International Search Report and Written Opinion issued in related
PCT Application No. PCT/US2014/051280 dated May 14, 2015, 14 pages.
cited by applicant .
Holesinger, Terry G., et al. "Carbon Nanotube Composite Cables for
Ultra-Deepwater Oil and Gas Fields." Offshore Technology
Conference. Offshore Technology Conference, 2014. cited by
applicant .
Knapp, R. H., and Terry S. Shimabukuro. "Structural analysis of
composite umbilical cables." The Seventeenth International Offshore
and Polar Engineering Conference. International Society of Offshore
and Polar Engineers, 2007. cited by applicant .
Pakrastinsh, L., K. Rocens, and D. Serdjuks. "Evaluation of the
Behavior of Tensioned Composite Cladding Element for Cable Roofs."

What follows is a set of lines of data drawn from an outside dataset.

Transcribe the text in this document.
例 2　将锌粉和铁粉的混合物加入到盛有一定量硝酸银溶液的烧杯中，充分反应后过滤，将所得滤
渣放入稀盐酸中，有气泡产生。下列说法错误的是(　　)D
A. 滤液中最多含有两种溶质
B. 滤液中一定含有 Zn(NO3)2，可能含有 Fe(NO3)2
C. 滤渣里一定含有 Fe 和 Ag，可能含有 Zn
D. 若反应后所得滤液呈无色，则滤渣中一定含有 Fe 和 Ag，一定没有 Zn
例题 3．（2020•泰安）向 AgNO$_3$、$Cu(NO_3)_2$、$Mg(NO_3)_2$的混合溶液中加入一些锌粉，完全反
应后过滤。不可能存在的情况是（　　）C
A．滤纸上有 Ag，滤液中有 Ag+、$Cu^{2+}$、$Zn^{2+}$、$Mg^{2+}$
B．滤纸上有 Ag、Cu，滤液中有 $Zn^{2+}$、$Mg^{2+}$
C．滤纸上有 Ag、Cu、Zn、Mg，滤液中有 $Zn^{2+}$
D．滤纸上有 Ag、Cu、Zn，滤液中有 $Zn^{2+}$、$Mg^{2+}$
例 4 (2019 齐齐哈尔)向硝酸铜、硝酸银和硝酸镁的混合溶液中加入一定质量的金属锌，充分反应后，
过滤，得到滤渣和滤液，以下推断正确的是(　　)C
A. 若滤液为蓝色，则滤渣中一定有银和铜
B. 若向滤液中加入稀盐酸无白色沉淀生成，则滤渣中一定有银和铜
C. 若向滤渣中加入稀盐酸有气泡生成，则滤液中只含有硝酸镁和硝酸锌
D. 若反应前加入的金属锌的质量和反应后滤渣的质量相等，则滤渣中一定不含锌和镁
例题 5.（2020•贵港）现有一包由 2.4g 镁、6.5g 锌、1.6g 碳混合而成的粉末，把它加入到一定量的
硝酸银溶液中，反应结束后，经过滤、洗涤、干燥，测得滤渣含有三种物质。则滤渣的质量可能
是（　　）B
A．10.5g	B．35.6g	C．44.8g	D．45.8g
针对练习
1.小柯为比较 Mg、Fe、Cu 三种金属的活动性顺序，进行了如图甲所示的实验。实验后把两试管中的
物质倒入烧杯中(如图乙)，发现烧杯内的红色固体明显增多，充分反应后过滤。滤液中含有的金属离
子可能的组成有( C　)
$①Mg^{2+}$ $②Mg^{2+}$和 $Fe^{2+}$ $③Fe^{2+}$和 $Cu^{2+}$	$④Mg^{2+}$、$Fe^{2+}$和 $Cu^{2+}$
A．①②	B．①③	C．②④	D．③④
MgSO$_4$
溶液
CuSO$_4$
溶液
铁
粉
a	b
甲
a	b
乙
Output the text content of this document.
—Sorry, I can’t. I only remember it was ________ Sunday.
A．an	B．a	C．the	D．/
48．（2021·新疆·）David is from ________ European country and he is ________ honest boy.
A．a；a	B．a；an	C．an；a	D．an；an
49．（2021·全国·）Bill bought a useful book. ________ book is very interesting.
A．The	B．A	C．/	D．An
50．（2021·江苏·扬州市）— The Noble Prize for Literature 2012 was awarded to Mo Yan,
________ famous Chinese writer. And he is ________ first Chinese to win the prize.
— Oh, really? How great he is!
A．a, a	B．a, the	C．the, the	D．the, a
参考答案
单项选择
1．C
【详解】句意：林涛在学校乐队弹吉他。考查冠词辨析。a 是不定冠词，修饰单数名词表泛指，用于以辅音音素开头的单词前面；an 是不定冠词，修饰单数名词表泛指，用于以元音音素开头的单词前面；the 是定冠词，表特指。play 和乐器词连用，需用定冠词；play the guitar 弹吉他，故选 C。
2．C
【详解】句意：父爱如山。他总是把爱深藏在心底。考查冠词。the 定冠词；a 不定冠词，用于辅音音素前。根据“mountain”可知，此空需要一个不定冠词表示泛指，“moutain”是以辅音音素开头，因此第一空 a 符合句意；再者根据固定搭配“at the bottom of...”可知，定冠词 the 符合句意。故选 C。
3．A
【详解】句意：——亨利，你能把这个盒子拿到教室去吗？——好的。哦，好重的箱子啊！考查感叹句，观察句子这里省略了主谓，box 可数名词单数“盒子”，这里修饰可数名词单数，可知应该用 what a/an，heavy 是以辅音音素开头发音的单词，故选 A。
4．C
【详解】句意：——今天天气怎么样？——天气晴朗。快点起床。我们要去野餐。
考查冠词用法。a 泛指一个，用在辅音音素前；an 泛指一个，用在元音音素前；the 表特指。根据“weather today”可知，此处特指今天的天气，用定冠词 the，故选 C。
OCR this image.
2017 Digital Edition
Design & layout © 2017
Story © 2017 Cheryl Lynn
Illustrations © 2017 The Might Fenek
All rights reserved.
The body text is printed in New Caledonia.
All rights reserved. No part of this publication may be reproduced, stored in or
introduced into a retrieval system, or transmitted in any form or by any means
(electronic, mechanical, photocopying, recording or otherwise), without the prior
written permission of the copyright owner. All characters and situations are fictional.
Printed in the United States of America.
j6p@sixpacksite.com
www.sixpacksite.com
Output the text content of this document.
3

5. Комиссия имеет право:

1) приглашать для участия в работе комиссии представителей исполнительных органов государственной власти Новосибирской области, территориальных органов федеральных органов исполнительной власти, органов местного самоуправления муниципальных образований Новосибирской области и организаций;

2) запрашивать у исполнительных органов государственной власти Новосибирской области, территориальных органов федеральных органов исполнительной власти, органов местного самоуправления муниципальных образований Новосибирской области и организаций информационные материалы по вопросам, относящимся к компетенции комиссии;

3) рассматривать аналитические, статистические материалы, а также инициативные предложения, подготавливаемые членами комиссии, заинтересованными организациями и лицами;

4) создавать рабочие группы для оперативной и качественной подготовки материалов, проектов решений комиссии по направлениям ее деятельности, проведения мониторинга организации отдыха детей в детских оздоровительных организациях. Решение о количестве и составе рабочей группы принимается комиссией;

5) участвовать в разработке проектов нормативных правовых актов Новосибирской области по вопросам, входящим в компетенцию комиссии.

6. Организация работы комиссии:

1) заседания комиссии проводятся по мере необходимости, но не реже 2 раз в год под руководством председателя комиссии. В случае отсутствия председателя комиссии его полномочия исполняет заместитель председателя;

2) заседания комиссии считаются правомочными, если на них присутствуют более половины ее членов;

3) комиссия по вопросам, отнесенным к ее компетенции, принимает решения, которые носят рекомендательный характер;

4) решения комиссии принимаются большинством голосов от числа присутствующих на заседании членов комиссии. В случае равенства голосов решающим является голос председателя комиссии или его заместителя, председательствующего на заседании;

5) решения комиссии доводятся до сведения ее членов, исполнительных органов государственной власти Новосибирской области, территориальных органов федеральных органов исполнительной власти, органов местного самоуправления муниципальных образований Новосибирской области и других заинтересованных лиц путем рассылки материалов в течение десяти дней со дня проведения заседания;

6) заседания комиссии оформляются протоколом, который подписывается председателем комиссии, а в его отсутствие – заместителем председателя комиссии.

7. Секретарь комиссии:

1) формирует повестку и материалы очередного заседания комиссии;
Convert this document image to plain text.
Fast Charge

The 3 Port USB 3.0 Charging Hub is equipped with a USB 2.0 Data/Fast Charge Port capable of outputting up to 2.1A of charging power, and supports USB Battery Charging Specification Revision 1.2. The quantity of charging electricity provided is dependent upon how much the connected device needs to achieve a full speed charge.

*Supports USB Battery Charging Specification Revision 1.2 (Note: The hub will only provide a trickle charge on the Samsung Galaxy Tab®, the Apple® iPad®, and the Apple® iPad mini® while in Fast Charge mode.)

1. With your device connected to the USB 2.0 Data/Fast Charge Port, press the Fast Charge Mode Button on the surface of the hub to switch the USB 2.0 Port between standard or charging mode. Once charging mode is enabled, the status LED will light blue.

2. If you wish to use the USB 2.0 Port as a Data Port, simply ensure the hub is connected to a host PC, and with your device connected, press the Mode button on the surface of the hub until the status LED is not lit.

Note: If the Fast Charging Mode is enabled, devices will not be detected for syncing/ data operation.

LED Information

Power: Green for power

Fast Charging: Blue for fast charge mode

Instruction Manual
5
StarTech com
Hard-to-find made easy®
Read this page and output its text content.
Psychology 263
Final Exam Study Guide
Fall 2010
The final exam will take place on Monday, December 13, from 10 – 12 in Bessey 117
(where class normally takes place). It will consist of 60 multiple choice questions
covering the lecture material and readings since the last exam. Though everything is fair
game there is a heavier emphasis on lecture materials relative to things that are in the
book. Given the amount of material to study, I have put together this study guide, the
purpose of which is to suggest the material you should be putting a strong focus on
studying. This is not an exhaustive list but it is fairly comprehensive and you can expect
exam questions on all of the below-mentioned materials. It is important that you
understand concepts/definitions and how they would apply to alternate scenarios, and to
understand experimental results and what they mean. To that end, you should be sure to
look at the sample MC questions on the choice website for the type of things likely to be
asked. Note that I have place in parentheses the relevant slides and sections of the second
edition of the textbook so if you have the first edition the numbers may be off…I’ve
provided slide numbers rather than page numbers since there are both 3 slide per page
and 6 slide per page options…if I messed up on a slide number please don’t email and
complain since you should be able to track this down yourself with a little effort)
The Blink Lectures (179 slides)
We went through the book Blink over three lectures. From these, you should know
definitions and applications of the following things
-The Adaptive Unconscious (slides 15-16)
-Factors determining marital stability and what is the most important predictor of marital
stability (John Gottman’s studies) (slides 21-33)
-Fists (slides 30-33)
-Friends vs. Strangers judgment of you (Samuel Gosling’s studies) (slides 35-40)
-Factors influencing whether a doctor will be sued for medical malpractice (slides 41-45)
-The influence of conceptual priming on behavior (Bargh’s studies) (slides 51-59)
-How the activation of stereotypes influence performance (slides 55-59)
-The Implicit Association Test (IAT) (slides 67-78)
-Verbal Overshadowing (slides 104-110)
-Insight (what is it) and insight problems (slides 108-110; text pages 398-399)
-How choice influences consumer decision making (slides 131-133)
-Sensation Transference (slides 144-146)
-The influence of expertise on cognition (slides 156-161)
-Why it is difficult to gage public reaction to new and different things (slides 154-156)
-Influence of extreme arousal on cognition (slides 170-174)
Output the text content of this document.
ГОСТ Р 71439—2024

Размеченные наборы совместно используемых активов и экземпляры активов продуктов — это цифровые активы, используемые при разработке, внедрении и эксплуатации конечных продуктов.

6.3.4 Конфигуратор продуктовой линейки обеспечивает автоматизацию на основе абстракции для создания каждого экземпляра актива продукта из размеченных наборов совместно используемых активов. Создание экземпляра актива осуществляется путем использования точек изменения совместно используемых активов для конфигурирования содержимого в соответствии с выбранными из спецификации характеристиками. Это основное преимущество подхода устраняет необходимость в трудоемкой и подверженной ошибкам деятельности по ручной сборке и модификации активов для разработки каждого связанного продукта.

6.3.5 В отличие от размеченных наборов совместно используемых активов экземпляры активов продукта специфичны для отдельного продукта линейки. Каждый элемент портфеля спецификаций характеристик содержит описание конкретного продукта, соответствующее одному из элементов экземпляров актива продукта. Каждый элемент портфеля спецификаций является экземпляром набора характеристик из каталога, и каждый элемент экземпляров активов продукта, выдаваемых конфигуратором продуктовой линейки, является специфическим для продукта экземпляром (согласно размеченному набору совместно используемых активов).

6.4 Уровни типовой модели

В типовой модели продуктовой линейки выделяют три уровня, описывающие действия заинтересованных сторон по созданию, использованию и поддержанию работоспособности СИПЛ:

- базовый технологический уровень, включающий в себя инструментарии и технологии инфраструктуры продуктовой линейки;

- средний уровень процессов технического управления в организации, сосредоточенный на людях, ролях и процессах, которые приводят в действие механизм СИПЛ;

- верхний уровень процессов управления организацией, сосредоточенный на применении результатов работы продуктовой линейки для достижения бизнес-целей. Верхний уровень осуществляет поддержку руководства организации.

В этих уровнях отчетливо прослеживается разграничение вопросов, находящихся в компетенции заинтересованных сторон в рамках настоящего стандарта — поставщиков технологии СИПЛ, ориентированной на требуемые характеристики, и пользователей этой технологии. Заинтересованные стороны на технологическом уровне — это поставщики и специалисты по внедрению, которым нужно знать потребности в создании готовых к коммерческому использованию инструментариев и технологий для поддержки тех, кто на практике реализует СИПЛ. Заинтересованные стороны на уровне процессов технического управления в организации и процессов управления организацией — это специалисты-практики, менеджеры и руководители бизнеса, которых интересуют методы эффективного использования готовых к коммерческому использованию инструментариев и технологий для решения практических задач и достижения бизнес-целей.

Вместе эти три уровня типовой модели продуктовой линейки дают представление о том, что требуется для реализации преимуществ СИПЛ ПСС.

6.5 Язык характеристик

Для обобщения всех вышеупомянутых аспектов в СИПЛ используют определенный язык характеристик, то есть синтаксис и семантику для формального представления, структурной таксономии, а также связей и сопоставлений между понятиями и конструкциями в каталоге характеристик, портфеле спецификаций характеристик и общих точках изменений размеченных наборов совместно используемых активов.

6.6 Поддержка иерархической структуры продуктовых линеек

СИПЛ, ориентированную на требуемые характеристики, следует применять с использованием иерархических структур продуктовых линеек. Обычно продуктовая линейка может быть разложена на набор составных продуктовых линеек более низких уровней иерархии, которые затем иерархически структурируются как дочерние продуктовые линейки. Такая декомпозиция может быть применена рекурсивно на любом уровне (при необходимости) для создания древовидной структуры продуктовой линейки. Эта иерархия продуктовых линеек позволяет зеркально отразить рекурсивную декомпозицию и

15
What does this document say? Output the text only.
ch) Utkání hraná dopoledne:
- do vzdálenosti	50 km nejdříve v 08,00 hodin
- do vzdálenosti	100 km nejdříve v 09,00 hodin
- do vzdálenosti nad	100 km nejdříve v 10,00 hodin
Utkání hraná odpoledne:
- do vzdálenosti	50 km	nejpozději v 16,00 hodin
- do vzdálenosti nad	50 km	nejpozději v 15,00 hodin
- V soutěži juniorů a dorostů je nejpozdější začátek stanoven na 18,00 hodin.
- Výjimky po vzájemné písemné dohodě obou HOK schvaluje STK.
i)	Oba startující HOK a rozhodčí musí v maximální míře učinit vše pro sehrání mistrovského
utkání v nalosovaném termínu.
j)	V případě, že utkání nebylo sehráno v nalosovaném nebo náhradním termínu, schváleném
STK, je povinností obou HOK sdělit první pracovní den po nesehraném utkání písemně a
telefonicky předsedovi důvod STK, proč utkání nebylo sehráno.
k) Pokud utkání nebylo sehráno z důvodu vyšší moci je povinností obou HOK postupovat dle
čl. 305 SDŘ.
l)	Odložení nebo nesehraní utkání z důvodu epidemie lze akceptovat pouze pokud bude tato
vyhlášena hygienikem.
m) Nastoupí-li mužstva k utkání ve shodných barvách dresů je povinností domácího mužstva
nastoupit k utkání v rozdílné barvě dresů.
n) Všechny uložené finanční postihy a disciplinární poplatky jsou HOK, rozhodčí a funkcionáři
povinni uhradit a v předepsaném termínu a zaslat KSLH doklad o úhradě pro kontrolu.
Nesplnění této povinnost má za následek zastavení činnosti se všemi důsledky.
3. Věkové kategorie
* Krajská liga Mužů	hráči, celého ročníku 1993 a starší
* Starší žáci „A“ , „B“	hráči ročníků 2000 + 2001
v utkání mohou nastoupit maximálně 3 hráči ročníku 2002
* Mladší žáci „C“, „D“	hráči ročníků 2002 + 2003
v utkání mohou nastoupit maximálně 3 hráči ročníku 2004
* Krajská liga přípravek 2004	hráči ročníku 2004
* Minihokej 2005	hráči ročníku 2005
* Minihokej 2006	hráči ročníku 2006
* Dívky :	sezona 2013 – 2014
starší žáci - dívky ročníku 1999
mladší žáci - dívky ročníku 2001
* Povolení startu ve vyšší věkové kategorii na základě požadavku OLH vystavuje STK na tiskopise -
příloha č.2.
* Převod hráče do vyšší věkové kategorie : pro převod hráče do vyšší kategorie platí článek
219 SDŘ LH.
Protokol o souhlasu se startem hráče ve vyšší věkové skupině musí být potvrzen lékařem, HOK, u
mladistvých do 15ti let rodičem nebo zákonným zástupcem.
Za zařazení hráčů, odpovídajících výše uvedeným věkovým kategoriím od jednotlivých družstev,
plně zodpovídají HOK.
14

Sci. Proc. of Riga Technical University 2 (2005): 185-193. cited by
applicant.
|
Primary Examiner: Hall; Kristyn A
Assistant Examiner: Schimpf; Tara E
Attorney, Agent or Firm: Bryson; Alan Baker Botts L.L.P.
Claims
What is claimed is:
1. A cable system for conveying well servicing equipment into a
wellbore, comprising: a core support structure extending
longitudinally along an axis of the cable system, wherein the core
support structure comprises polymer reinforced with fibers, the
fibers being oriented substantially parallel to the axis of the
cable system; a mesh layer disposed around the core support
structure; and a polymeric coating disposed around and bonded to
the mesh layer; and wherein the mesh layer comprises a metallic
material wrapped around the core support structure, wherein the
mesh layer is bonded directly to at least one of the polymer of the
core support structure and fibers of the core support structure,
wherein the mesh layer comprises an alloy resistant to corrosion
and hydrogen sulfide (H2S).
2. The cable system of claim 1, wherein the cable system does not
comprise a central cable or conduct conductor disposed in the core
support structure.
3. The cable system of claim 1, further comprising a core disposed
at least partially within the core support structure, the core
including a fiber optic strand to enable communication from the
well servicing equipment to another point along the cable
system.
4. The cable system of claim 1, further comprising a core disposed
at least partially within the core support structure, the core
including an electrically conductive cable to enable communication
or power transmission from the well servicing equipment to another
point along the cable system.
5. The cable system of claim 4, wherein the core further comprises
a single electrically conductive cable and wherein the mesh layer
comprises a return conductive path for electrical power or signals
transmitted via the single electrically conductive cable.
6. The cable system of claim 1, wherein the mesh layer is at least
partially wrapped around the core support structure in a plane
orthogonal to the axis of the cable system.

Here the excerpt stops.